Ganz in seinem Element ist das Sprechen natürlich nur dort, wo es sich mit dem Sprechen beschäftigt - also zum Beispiel im Hörbuch „Der Ball ist rund - Fußballweisheiten“, das sprachkritische Glossen über den unerschöpflichen Sentenzenschatz des Fußballs versammelt, bereits in der Frankfurter Allgemeinen Sonntagszeitung und bei Radio Bremen als Serie gelaufen. Da wird Matthias Sammer (“Das nächste Spiel ist immer das nächste“) als Meister des postmodernen Denkens enttarnt oder Felix Magath (“Qualität kommt von Quälen“) als Wortgeschichtler gewürdigt. Und Manni Breuckmann versucht Andy Möller (“Mailand oder Madrid, Hauptsache Italien!“) als Satiriker zu retten, auch wenn sein Argument, der Kicker habe das „stetig zusammenwachsende Europa“ im Blick gehabt, etwas schwach ausfällt.

Aufbrühen von Assam-Tee statt Fußballspiel

Daß der O-Ton im Fußball immer eine unverwechselbare Note enthält, die kein Kommentar einholt, davon zeugt nicht nur die Fritz-Walter-Dokumentation „Zauberer am Ball“, die wahre Schätze aus den Archiven versammelt - zum Beispiel eine ihrerseits schon historisch anmutende Reportage zum sechzigsten Geburtstag des legendären Pfälzers aus dem Jahr 1980 und lange Gespräche zwischen Fitz Walter und Rudi Michel, in denen der Fußballer in seinem unnachahmlich weichen Dialekt von den „berühmten Kalorienspielen“ der Nachkriegszeit spricht, bei denen es für jedes Tor einen Sack Kartoffeln gab.
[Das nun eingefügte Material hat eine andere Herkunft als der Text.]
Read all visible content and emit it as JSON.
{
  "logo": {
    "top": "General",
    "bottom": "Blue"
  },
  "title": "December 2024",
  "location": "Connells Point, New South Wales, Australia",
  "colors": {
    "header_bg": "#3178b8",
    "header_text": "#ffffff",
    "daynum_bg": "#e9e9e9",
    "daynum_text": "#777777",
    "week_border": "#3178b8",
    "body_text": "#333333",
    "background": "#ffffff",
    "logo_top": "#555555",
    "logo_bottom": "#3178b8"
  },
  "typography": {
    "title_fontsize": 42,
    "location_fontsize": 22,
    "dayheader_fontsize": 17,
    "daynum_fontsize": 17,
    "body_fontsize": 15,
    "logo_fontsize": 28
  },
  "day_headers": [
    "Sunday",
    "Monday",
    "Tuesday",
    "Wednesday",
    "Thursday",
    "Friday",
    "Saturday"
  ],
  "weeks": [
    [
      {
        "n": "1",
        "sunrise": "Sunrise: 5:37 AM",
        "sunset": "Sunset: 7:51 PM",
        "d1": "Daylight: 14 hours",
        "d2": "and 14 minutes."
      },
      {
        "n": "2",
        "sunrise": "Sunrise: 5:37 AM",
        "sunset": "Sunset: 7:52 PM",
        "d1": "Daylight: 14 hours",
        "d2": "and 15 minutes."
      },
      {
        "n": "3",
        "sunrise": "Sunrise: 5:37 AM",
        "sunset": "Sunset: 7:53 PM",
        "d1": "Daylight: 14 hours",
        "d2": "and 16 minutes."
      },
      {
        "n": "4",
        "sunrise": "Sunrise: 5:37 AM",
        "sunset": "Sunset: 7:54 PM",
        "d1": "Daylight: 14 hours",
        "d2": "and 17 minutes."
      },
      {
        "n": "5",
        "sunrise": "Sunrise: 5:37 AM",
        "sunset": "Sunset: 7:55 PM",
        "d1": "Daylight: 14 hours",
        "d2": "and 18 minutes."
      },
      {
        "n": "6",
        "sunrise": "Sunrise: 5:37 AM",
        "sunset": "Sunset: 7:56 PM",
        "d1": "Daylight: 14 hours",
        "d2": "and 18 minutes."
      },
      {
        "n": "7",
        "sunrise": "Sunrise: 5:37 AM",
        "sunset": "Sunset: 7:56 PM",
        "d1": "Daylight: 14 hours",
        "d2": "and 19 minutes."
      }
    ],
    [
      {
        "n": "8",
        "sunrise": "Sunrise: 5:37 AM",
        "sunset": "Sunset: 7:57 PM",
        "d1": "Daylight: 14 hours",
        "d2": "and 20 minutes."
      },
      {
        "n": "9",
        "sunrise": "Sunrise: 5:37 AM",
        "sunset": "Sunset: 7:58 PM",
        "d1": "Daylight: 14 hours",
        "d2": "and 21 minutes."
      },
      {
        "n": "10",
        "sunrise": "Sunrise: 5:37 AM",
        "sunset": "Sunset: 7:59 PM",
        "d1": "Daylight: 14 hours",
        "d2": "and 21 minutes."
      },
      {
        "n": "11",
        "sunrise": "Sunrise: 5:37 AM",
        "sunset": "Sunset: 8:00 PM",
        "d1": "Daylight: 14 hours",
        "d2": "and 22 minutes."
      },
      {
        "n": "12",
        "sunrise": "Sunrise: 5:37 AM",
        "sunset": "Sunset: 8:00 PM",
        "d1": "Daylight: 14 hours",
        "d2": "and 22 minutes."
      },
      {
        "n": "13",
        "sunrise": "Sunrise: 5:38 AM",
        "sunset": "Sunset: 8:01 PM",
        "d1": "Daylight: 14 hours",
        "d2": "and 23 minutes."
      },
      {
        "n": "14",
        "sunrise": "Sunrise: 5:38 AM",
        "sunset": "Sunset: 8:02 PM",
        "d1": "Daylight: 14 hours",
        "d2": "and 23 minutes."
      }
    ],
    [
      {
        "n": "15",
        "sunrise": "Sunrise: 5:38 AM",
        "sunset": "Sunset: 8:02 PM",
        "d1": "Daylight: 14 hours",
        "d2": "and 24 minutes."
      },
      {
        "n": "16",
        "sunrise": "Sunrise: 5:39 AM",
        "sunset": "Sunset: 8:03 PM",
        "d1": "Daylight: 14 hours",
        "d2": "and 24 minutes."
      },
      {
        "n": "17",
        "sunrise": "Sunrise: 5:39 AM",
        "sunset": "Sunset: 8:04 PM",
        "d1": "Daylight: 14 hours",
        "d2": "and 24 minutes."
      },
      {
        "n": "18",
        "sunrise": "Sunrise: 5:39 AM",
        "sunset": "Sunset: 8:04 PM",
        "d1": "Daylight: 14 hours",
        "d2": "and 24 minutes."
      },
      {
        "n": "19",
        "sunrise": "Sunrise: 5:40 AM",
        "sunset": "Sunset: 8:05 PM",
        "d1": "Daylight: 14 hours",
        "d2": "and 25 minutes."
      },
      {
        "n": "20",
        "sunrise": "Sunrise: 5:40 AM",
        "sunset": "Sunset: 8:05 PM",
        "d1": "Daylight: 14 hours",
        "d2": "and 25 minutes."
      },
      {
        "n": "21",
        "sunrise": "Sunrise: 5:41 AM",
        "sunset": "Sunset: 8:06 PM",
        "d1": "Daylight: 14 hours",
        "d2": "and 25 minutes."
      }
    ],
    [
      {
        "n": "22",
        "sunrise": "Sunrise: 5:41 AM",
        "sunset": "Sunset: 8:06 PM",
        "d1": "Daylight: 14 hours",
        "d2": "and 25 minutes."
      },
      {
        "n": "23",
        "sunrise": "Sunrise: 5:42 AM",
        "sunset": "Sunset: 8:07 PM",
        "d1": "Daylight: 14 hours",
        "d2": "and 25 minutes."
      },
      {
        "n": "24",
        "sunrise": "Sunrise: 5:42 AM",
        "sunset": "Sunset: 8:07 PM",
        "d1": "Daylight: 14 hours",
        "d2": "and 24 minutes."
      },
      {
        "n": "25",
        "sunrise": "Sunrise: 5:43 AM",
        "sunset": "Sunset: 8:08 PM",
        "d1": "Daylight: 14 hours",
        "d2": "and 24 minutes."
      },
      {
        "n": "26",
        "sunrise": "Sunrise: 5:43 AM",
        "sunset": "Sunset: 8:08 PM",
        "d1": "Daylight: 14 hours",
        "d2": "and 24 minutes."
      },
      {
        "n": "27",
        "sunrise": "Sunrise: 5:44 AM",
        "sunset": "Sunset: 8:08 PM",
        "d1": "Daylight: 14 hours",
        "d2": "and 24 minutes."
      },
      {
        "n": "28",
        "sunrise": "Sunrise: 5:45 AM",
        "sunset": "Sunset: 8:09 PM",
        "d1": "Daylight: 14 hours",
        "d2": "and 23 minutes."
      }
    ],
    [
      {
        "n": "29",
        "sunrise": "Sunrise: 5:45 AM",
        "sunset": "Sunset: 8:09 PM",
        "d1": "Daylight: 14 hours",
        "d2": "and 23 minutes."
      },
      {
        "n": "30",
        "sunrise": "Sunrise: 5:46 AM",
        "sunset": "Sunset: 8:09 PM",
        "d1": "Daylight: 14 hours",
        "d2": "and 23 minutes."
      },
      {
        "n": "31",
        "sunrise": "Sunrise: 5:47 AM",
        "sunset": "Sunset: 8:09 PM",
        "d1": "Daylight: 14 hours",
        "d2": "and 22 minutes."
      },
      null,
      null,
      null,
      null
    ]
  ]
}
Die schönste O-Ton-Entdeckung aber ist das Hörbuch „Der Ball spricht“ von Günther Koch, wo der von der ARD nicht für die Weltmeisterschaft nominierte Fußballreporter seine Erlebnisse in Katakomben und Mannschaftsbussen ausbreitet.

Kochs Erinnerungen bilden das reale Gegenstück zu den Günter-Hetzer-Kolumnen - ob er von den deutschen Journalisten berichtet, die 1999 bei der dramatischen Wendung des Champions-League-Finales zwischen Bayern München und Manchester United in den letzten Spielsekunden schon im Aufzug des Camp-Nou-Stadions von Barcelona steckten, oder von einem russischen Linienbus, den die Münchner Bayern 1994 unter Einsatz von Dollarnoten für die Fahrt zum Flughafen kaperten. Wie Koch 2000 im Highbury-Stadion in London die bange Wartezeit während eines Bombenalarms damit überbrückte, den Zuhörern die Kunst des Aufbrühens von Assam-Tee zu schildern - das zeigt eine Kunst des genauen Beschreibens, die den Ball gar nicht unbedingt benötigt. Um so schöner, wenn er ihr vor die Füße kullert.

„Dichter am Ball“. 50 neue Fußballgedichte. Gelesen von den Autoren. Eichborn Lido Verlag, Frankfurt 2006. 1 CD, 89 Min. 14,95 [Euro].

Philipp Köster: „Ballgefühl und Rassehasen“. Die Günter-Hetzer-Kolumnen. Gelesen vom Autor. Hörbuch Hamburg Verlag, Hamburg 2006. 1 CD, 49 Min., 9,90 [Euro].

Philipp Köster (Hrsg.): „Jahrhunderttore“. Gelesen von Peter Lohmeyer. Hörbuch Hamburg Verlag, Hamburg 2006. 1CD, 57 Min., 9,90 [Euro].

„Der Ball ist rund“. Fußballweisheiten. Gelesen von Guido Gallmann, Peter Kaempfe, Holger Postler und Gabriela Maria Schmeide. Hoffmann und Campe Verlag, Hamburg 2006. 1CD, 63 Min., 10,-[Euro].

„Zauberer am Ball“. Fritz Walter. Reportagen, Gespräche und O-Töne. Jumbo Verlag, Hamburg 2006. 1CD, 77 Min., 12,79 [Euro].

Günther Koch: „Der Ball spricht“. Gelesen von Günther Koch. Fischer Verlag, Frankfurt a.M. 2005. 2 CDs, 153 Min., 14,95 [Euro].